Y entonces las cosas cambiaron de una forma imprevista.
Chitikas
volaba plácidamente en círculos por encima del campo de batalla, invisible para todos los participantes. La serpiente disfrutaba mucho con el salvajismo de la lucha, si bien su atención se concentraba en el hombre y la mujer, en el centro del cuadrado de los legionarios.
Vio que la mujer se acercaba al hombre, y una sonrisa apareció en la boca del ofidio. Entonces
Chitikas
enarcó sus escamosas cejas al divisar un hombre —al parecer, un clérigo— que corría hacia la muchacha. En el mismo instante, un enano se unió al hombre.

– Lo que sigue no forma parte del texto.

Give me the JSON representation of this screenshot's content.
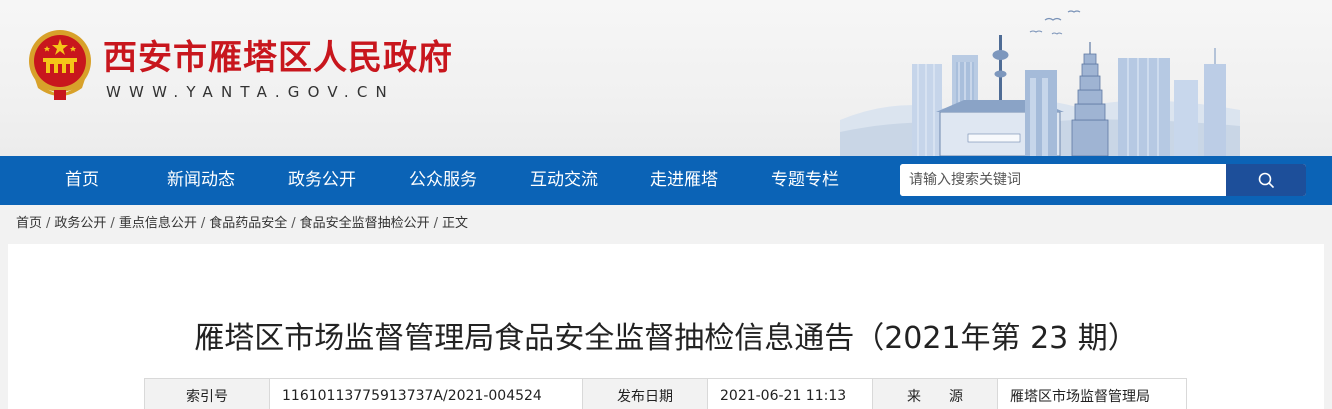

El ataque de los payitas se hizo incontenible. Era obvio que en cuestión de minutos el hombre estaría muerto. Enfadada por la necesidad de una prisa poco digna,
Chitikas
intervino en los hechos.
Hal vio al hombre rollizo ataviado de blanco salir de la masa y correr hacia él. Se volvió, dispuesto al enfrentamiento, antes de advertir que el desconocido buscaba a la muchacha. Vio a Daggrande a su lado. El hacha del enano abrió una profunda herida en la pierna de un guerrero, y el nativo cayó al suelo como un leño. De pronto una luz brillante alumbró el claro, y los combatientes quedaron inmóviles, sin saber qué hacer. Hal guiñó los ojos ante el resplandor y vio un círculo —la fuente de luz— que giraba descendiendo del cielo hacia el campo de batalla, hacia él. En el acto comprendió que se cernía sobre ellos una magia poderosa y levantó su sable dispuesto a enfrentarse al enemigo sobrenatural.